Veronica Carmen Ripley (born November 22, 1990), better known by her online alias Nikatine, is an American streamer and Internet personality. She founded Transmission Gaming, a Discord community for transgender gamers, and currently owns tabletop game publisher Fablescraps.

In 2019, Ripley was inducted into the official Twitch Ambassador program.

== Early life ==
Veronica Ripley was born on November 22, 1990, to a Latina mother and an American father. Born in the Monterey Bay area, she grew up attending theater classes and participating in community theater productions. As a child, Ripley often played Starcraft with her father. She pursued a career in acting, working in casting for a few years, before leaving Hollywood and returning home around early 2013. It was during this time she began her gender transition. After graduating with a Bachelor's degree in Music from CSUMB, she began to play games professionally on the livestreaming platform Twitch.

== Personal life ==
Ripley is transgender and a lesbian. She has cited video games as an escape and as a method of expression for her identity.

== Career ==
Ripley began streaming with Overwatch's release in 2016. She quickly shifted focus toward simulation games such as Kerbal Space Program and Cities: Skylines, and eventually began streaming Grand Theft Auto roleplay. She also does "Just Chatting" streams, where she discusses politics.

In 2016, she founded Transmission Gaming, a community on the instant messaging Discord for transgender gamers to meet and play games together. It has since grown to include a 68-member group of Twitch streamers.

In addition to streaming, Ripley also owns the tabletop game publisher Fablescraps.

== Activism ==
Ripley has been an outspoken critic of Twitch's content tag system, calling for the creation of a transgender tag.

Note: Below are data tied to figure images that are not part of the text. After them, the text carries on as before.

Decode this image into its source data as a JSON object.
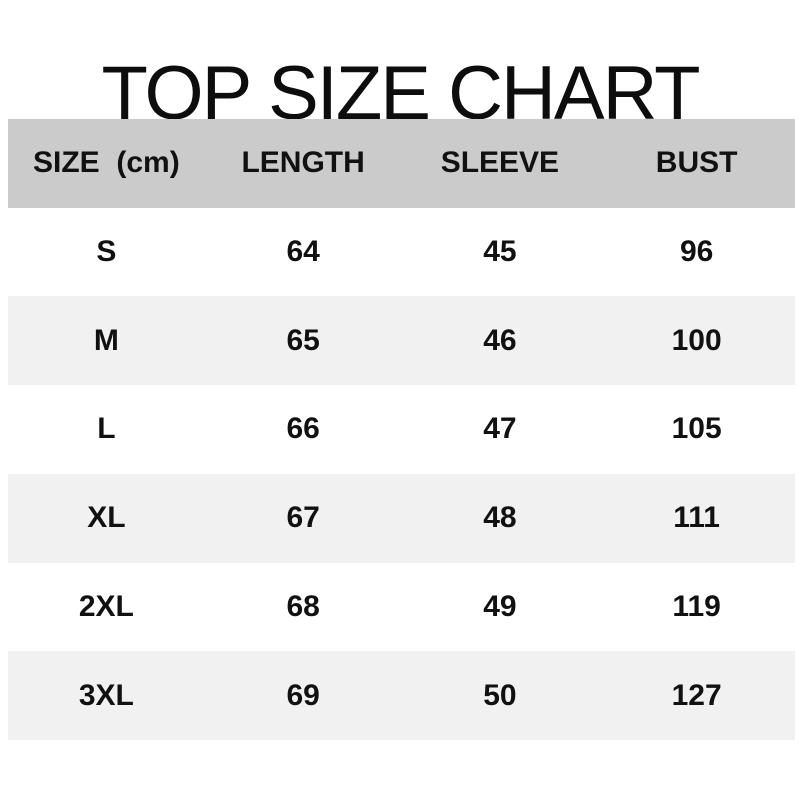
{
  "chart_data": {
    "type": "table",
    "title": "TOP SIZE CHART",
    "units": "cm",
    "columns": [
      "SIZE  (cm)",
      "LENGTH",
      "SLEEVE",
      "BUST"
    ],
    "rows": [
      [
        "S",
        "64",
        "45",
        "96"
      ],
      [
        "M",
        "65",
        "46",
        "100"
      ],
      [
        "L",
        "66",
        "47",
        "105"
      ],
      [
        "XL",
        "67",
        "48",
        "111"
      ],
      [
        "2XL",
        "68",
        "49",
        "119"
      ],
      [
        "3XL",
        "69",
        "50",
        "127"
      ]
    ]
  },
  "colors": {
    "background": "#ffffff",
    "header_row_bg": "#cbcbcb",
    "stripe_row_bg": "#f1f1f2",
    "plain_row_bg": "#ffffff",
    "text": "#111111",
    "title_text": "#0d0d0d"
  }
}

According to TechRadar, Ripley was quoted as saying: "I hear this argument a lot, that trans doesn't deserve to be a tag because tags are reserved for content not for identity. But I would posit to you that if I had a podcast, and my podcast was focused on trans issues, wouldn't that make it trans content?" To circumvent this issue, she encouraged other transgender streamers to use a keycap making tag, in an attempt to create a safe space. In May 2021, Twitch introduced the "Trans" tag.

Ripley has done several charity streams, both independently and with Transmission Gaming, raising thousands of dollars for LGBTQ charities.